Der Border-Patrol-Agent Raymundo Ramos Jr., 41, wurde wegen schwerer Körperverletzung mit einer tödlichen Waffe angeklagt, berichtete MyRGV. Eine Grand Jury im Cameron County erhob die Anklage am 10. Juni.
Ramos war am 31. Januar 2025 als Task-Force-Beamter der Drug Enforcement Administration tätig, als sich der Vorfall während eines gemeinsamen Einwanderungsvollzugseinsatzes in Harlingen, Texas, ereignete. Eine gemeinsame Untersuchung der Offices of Inspector General des Department of Homeland Security und des Justizministeriums bestätigte die Umstände des Vorfalls. Die Beteiligung beider Generalinspekteure — der internen Aufsichtsstellen von DHS und DOJ — verdeutlicht die Schwere, mit der die Bundesaufsichtsbehörden die Vorwürfe behandelten, da OIG-Untersuchungen typischerweise Vorwürfe schweren Fehlverhaltens und nicht routinemäßige Vorfälle betreffen.
Ziel des Einsatzes war Alejandro Martinez-Castaneda, ein mexikanischer Staatsangehöriger, den die Beamten wegen eines Verstoßes gegen Einwanderungsbestimmungen festnehmen wollten, laut MyRGV.
Ramos sagte einem Ermittler der Polizei von Harlingen, Martinez-Castaneda sei geflohen, weshalb er auf den Verdächtigen zugefahren sei, um die Festnahme durchzuführen. Ramos gab an, er habe gebremst und das Fahrzeug sei in Martinez-Castaneda hineingerutscht, berichtete MyRGV.
Überwachungsaufnahmen von einem Haus an der East Fillmore Avenue zeigten jedoch, dass Martinez-Castaneda ging — nicht rannte —, als Ramos’ Fahrzeug ihn erfasste, laut KRGV. Ermittler berichteten, auf dem Video kein Bremsgeräusch gehört zu haben, und fanden am Tatort keine Bremsspuren, berichtete MyRGV.
Ein Hausbesitzer, der den Vorfall beobachtete, sagte, Ramos sei „super quick“ gefahren und habe Martinez-Castaneda ohne Licht, Sirenen, verbale Anweisungen oder andere anwesende Beamte angefahren. Der Zeuge erklärte, Ramos habe „accelerated in his direction, drove directly toward him and hit him with his vehicle,“ und er habe nie eingeschaltete Einsatzlichter gesehen, laut MyRGV.

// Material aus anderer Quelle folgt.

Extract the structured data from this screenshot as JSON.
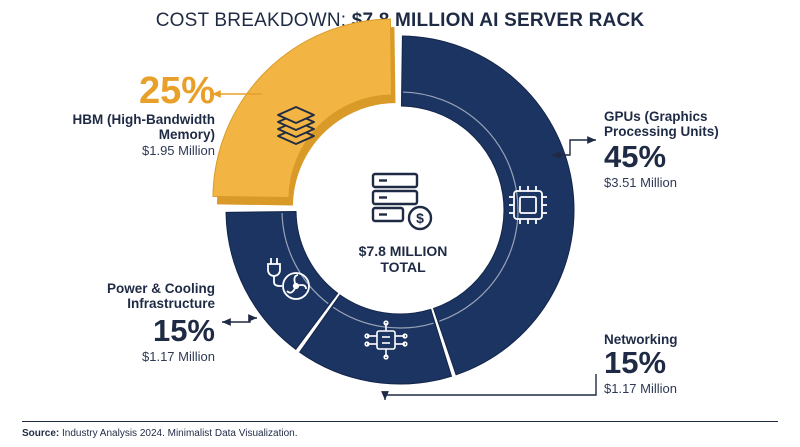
{
  "header": {
    "title_light": "COST BREAKDOWN: ",
    "title_bold": "$7.8 MILLION AI SERVER RACK"
  },
  "center": {
    "line1": "$7.8 MILLION",
    "line2": "TOTAL"
  },
  "footer": {
    "source_label": "Source:",
    "source_text": " Industry Analysis 2024. Minimalist Data Visualization."
  },
  "colors": {
    "navy": "#1c3461",
    "navy_dark": "#13254a",
    "gold": "#f2b543",
    "gold_dark": "#d99a28",
    "text": "#1f2a44"
  },
  "chart_data": {
    "type": "pie",
    "variant": "donut",
    "title": "COST BREAKDOWN: $7.8 MILLION AI SERVER RACK",
    "total": "$7.8 MILLION TOTAL",
    "slices": [
      {
        "key": "gpu",
        "label": "GPUs (Graphics Processing Units)",
        "percent": 45,
        "value_label": "$3.51 Million",
        "value_millions": 3.51,
        "color": "#1c3461",
        "icon": "chip-icon"
      },
      {
        "key": "net",
        "label": "Networking",
        "percent": 15,
        "value_label": "$1.17 Million",
        "value_millions": 1.17,
        "color": "#1c3461",
        "icon": "network-icon"
      },
      {
        "key": "pwr",
        "label": "Power & Cooling Infrastructure",
        "percent": 15,
        "value_label": "$1.17 Million",
        "value_millions": 1.17,
        "color": "#1c3461",
        "icon": "power-cooling-icon"
      },
      {
        "key": "hbm",
        "label": "HBM (High-Bandwidth Memory)",
        "percent": 25,
        "value_label": "$1.95 Million",
        "value_millions": 1.95,
        "color": "#f2b543",
        "icon": "memory-stack-icon",
        "highlighted": true
      }
    ]
  }
}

Martinez-Castaneda sagte den Ermittlern, er habe nie versucht zu rennen. Er berichtete, vier Tage im Krankenhaus verbracht zu haben und anschließend an Rücken, Hals und Bein operiert worden zu sein.

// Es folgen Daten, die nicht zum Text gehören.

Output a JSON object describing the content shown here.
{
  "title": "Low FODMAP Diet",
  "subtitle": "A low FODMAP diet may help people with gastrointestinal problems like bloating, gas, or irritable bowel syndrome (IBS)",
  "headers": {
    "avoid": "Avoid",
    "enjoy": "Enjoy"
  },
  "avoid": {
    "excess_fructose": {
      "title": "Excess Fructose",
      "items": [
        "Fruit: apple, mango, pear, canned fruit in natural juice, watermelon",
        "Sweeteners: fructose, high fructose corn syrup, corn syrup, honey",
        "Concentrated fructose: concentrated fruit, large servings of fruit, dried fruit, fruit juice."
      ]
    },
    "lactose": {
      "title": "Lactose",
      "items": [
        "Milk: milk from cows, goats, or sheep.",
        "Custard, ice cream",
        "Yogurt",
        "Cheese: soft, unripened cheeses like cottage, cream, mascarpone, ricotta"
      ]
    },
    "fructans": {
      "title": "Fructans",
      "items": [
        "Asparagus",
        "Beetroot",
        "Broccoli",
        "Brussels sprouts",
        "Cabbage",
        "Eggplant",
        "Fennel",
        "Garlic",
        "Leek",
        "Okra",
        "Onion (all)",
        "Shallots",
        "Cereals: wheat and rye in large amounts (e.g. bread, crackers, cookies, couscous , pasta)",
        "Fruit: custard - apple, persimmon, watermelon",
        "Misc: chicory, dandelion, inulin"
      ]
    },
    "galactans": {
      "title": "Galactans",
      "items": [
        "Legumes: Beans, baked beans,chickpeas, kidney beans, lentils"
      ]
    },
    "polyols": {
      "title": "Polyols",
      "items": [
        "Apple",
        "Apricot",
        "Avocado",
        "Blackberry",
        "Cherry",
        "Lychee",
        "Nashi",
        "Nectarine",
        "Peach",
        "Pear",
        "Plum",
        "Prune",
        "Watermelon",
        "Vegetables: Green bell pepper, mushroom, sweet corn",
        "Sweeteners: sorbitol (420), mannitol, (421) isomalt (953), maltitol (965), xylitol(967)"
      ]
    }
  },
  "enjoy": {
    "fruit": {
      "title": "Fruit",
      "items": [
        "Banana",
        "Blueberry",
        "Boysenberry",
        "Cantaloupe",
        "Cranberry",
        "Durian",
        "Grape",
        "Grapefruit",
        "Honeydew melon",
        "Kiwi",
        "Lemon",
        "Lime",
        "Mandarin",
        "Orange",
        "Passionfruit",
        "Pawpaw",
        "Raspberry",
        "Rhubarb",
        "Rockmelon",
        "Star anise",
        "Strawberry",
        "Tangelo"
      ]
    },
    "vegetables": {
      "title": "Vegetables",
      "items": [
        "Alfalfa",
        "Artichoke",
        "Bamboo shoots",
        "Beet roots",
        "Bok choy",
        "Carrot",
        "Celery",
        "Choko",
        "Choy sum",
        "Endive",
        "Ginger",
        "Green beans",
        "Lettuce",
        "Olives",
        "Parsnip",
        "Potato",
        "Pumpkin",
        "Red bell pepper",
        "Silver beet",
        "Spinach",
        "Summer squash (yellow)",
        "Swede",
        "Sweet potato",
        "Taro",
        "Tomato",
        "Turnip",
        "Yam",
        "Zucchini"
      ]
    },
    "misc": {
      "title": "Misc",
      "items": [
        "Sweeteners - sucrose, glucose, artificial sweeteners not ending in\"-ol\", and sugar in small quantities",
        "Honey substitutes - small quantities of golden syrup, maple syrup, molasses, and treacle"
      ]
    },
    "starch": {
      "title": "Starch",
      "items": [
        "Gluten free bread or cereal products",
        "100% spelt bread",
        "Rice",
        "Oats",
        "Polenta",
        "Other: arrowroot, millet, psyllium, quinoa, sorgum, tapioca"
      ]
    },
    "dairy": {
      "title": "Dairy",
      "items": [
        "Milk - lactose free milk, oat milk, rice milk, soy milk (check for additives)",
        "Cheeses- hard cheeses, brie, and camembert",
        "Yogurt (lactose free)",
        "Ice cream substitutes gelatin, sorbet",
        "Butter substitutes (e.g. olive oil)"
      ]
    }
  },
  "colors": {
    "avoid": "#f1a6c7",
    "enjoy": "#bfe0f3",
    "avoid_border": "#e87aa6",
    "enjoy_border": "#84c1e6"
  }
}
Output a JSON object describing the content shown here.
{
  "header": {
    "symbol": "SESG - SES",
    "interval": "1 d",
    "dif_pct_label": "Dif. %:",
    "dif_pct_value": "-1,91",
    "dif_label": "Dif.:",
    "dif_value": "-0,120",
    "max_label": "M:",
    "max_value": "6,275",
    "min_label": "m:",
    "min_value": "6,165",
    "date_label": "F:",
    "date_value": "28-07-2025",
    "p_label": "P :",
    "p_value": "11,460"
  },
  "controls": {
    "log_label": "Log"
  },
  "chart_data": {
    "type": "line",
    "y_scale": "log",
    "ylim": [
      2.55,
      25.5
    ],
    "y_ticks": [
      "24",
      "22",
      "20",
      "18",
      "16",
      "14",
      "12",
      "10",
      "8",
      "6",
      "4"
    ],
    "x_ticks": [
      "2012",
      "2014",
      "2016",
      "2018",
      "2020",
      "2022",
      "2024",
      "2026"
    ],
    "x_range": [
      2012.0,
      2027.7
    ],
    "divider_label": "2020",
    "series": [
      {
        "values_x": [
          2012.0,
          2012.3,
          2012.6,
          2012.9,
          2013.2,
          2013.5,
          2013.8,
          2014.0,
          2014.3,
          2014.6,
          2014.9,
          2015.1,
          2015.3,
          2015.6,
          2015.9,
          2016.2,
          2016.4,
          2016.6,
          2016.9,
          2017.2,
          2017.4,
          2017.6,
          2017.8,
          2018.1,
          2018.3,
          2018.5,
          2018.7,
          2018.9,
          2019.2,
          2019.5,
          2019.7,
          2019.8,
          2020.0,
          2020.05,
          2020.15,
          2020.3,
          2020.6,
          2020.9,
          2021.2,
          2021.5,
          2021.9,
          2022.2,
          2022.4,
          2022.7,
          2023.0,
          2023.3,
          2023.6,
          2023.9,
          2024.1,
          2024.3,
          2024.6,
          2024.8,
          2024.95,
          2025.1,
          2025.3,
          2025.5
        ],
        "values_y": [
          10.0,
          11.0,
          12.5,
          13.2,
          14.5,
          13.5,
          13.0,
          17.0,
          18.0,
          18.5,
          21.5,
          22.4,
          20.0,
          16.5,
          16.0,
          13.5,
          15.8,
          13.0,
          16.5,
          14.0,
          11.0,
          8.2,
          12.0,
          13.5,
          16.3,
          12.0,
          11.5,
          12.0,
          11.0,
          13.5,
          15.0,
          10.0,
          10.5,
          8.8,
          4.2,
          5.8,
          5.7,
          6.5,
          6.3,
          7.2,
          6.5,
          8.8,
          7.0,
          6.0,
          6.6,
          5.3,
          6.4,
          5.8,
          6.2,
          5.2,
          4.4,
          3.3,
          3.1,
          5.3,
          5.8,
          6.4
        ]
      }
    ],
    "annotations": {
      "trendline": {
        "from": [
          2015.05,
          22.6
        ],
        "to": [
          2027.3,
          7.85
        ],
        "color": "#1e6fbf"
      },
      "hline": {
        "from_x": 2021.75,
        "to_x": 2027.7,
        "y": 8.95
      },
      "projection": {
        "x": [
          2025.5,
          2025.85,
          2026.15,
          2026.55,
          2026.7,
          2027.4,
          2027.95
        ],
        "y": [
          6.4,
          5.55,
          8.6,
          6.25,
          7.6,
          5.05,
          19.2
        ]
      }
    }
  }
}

Ein Bundes-Special-Agent, der den Fall überprüfte, kam zu dem Schluss, dass Ramos’ Gewaltanwendung „was not within the scope of a Law Enforcement Official's authorized use of force,“ berichtete MyRGV. Der prüfende Agent stellte fest, Martinez-Castaneda sei „walking calmly in a non-threatening manner“ gewesen und habe keine Gefahr für die Öffentlichkeit dargestellt.
Ramos lehnte im März 2026 ein freiwilliges Interview mit Ermittlern ab.

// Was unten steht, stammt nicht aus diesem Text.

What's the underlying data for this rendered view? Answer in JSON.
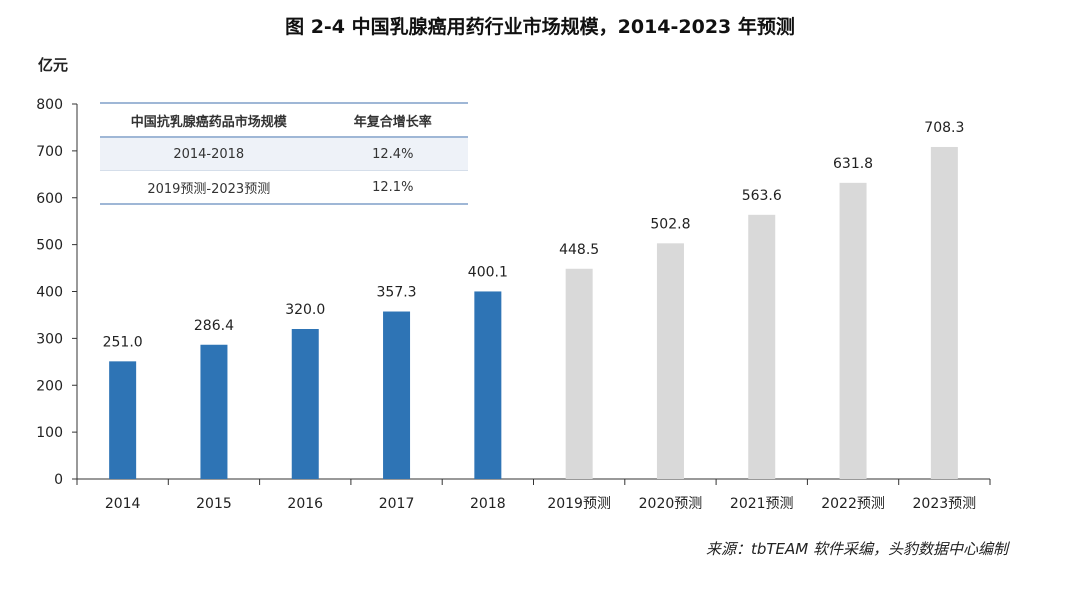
{
  "chart_data": {
    "type": "bar",
    "title": "图 2-4 中国乳腺癌用药行业市场规模，2014-2023 年预测",
    "ylabel": "亿元",
    "xlabel": "",
    "ylim": [
      0,
      800
    ],
    "yticks": [
      0,
      100,
      200,
      300,
      400,
      500,
      600,
      700,
      800
    ],
    "categories": [
      "2014",
      "2015",
      "2016",
      "2017",
      "2018",
      "2019预测",
      "2020预测",
      "2021预测",
      "2022预测",
      "2023预测"
    ],
    "values": [
      251.0,
      286.4,
      320.0,
      357.3,
      400.1,
      448.5,
      502.8,
      563.6,
      631.8,
      708.3
    ],
    "value_labels": [
      "251.0",
      "286.4",
      "320.0",
      "357.3",
      "400.1",
      "448.5",
      "502.8",
      "563.6",
      "631.8",
      "708.3"
    ],
    "series_type": [
      "actual",
      "actual",
      "actual",
      "actual",
      "actual",
      "forecast",
      "forecast",
      "forecast",
      "forecast",
      "forecast"
    ],
    "colors": {
      "actual": "#2e74b5",
      "forecast": "#d9d9d9",
      "axis": "#333333"
    }
  },
  "cagr_table": {
    "headers": [
      "中国抗乳腺癌药品市场规模",
      "年复合增长率"
    ],
    "rows": [
      [
        "2014-2018",
        "12.4%"
      ],
      [
        "2019预测-2023预测",
        "12.1%"
      ]
    ]
  },
  "source": "来源：tbTEAM 软件采编，头豹数据中心编制"
}
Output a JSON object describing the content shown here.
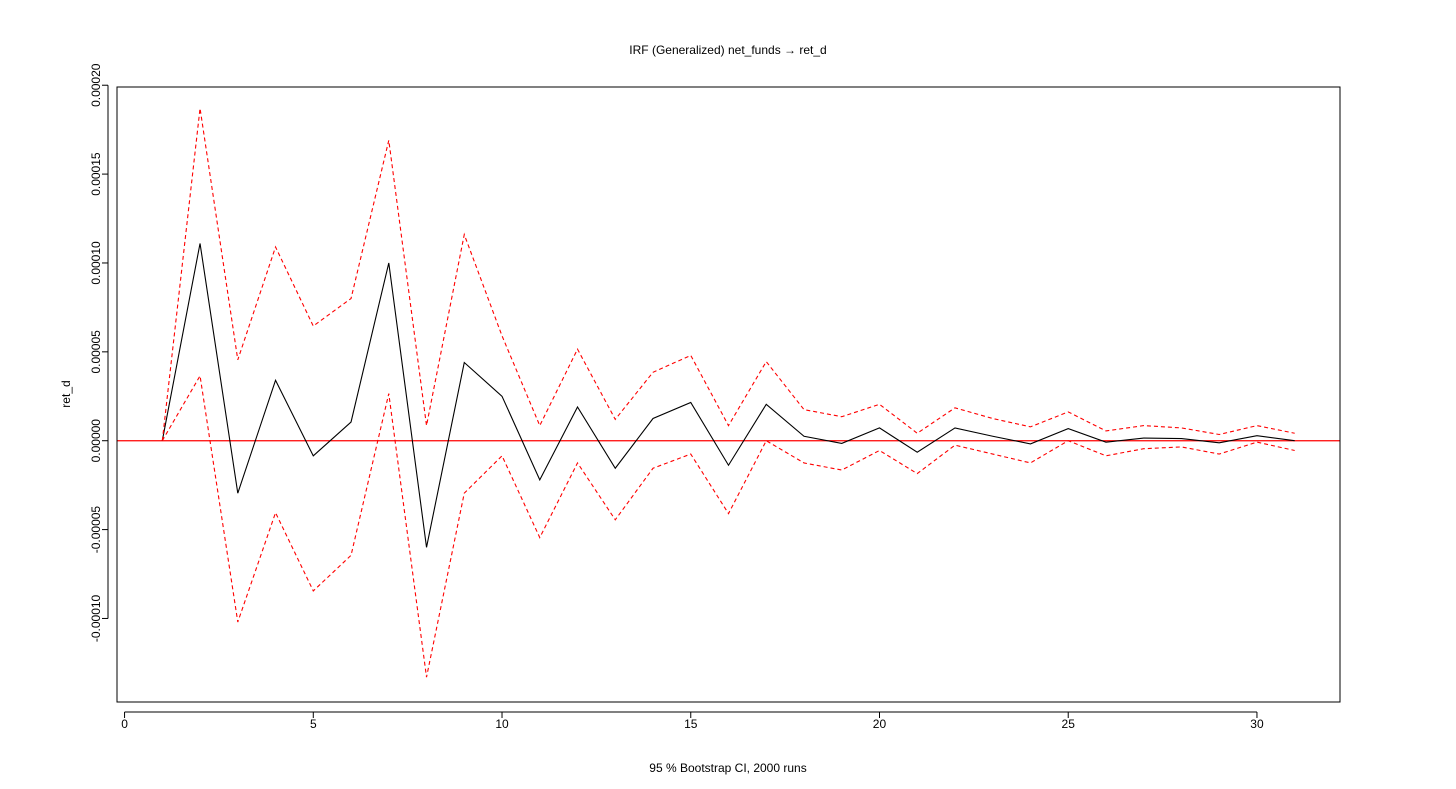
{
  "chart_data": {
    "type": "line",
    "title": "IRF (Generalized) net_funds → ret_d",
    "xlabel": "95 % Bootstrap CI,  2000 runs",
    "ylabel": "ret_d",
    "xlim": [
      -0.2,
      32.2
    ],
    "ylim": [
      -0.000147,
      0.000199
    ],
    "x_ticks": [
      0,
      5,
      10,
      15,
      20,
      25,
      30
    ],
    "x_tick_labels": [
      "0",
      "5",
      "10",
      "15",
      "20",
      "25",
      "30"
    ],
    "y_ticks": [
      -0.0001,
      -5e-05,
      0,
      5e-05,
      0.0001,
      0.00015,
      0.0002
    ],
    "y_tick_labels": [
      "-0.00010",
      "-0.00005",
      "0.00000",
      "0.00005",
      "0.00010",
      "0.00015",
      "0.00020"
    ],
    "grid": false,
    "zero_line": {
      "y": 0,
      "color": "#ff0000"
    },
    "x": [
      1,
      2,
      3,
      4,
      5,
      6,
      7,
      8,
      9,
      10,
      11,
      12,
      13,
      14,
      15,
      16,
      17,
      18,
      19,
      20,
      21,
      22,
      23,
      24,
      25,
      26,
      27,
      28,
      29,
      30,
      31
    ],
    "series": [
      {
        "role": "irf",
        "color": "#000000",
        "dash": "solid",
        "values": [
          0.0,
          0.000111,
          -2.95e-05,
          3.4e-05,
          -8.5e-06,
          1.05e-05,
          0.0001,
          -6e-05,
          4.4e-05,
          2.5e-05,
          -2.2e-05,
          1.9e-05,
          -1.55e-05,
          1.25e-05,
          2.15e-05,
          -1.38e-05,
          2.05e-05,
          2.5e-06,
          -1.5e-06,
          7.2e-06,
          -6.5e-06,
          7.2e-06,
          2.5e-06,
          -1.8e-06,
          6.8e-06,
          -8e-07,
          1.5e-06,
          1.2e-06,
          -1.2e-06,
          2.8e-06,
          0.0
        ]
      },
      {
        "role": "upper",
        "color": "#ff0000",
        "dash": "dashed",
        "values": [
          0.0,
          0.000187,
          4.55e-05,
          0.000109,
          6.45e-05,
          8e-05,
          0.000169,
          8.5e-06,
          0.000116,
          5.9e-05,
          8.5e-06,
          5.15e-05,
          1.2e-05,
          3.85e-05,
          4.8e-05,
          8.5e-06,
          4.45e-05,
          1.75e-05,
          1.35e-05,
          2.05e-05,
          4.2e-06,
          1.85e-05,
          1.25e-05,
          7.8e-06,
          1.62e-05,
          5.5e-06,
          8.5e-06,
          7.2e-06,
          3.5e-06,
          8.5e-06,
          4.2e-06
        ]
      },
      {
        "role": "lower",
        "color": "#ff0000",
        "dash": "dashed",
        "values": [
          0.0,
          3.65e-05,
          -0.000102,
          -4.05e-05,
          -8.45e-05,
          -6.45e-05,
          2.65e-05,
          -0.000133,
          -2.95e-05,
          -8.5e-06,
          -5.45e-05,
          -1.25e-05,
          -4.45e-05,
          -1.55e-05,
          -7.5e-06,
          -4.1e-05,
          0.0,
          -1.25e-05,
          -1.65e-05,
          -5.5e-06,
          -1.85e-05,
          -2.5e-06,
          -7.5e-06,
          -1.25e-05,
          0.0,
          -8.5e-06,
          -4.5e-06,
          -3.5e-06,
          -7.5e-06,
          -8e-07,
          -5.5e-06
        ]
      }
    ]
  }
}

Sein Anwalt, Nat C. Perez, beantragt, den Fall vom einzelstaatlichen Gericht an ein Bundesgericht zu verlegen, wodurch das Verfahren vor einem Bundesrichter statt vor einem Richter des Bundesstaates geführt würde. Perez argumentierte, Ramos habe, weil er einen bundesrechtlichen Einwanderungseinsatz durchgeführt habe, eine bundesrechtliche Verteidigung gegen die einzelstaatlichen Anklagepunkte, berichtete MyRGV. Der Antrag auf Verlegung beruft sich auf einen seit Langem bestehenden Rechtsrahmen, der es Bundesbediensteten, die wegen dienstlichen Handelns einzelstaatlichen Anklagen ausgesetzt sind, ermöglicht, eine Verlegung an ein Bundesgericht zu beantragen — ein Weg, den der Supreme Court in Fällen zur Haftung von Bundesbeamten für Handlungen im Rahmen bundesrechtlicher Befugnisse behandelt hat.
Gerichtsunterlagen zufolge prüften Bundesbehörden den Vorfall intern und erlaubten Ramos, etwa ein Jahr lang weiterzuarbeiten, bevor die Strafverfolgung durch den Bundesstaat begann.
Ramos soll am 3. August vor dem 445th state District Court im Cameron County zur Anklageverlesung erscheinen. Laut Gerichtsakten wurden keine Bundesanklagen erhoben.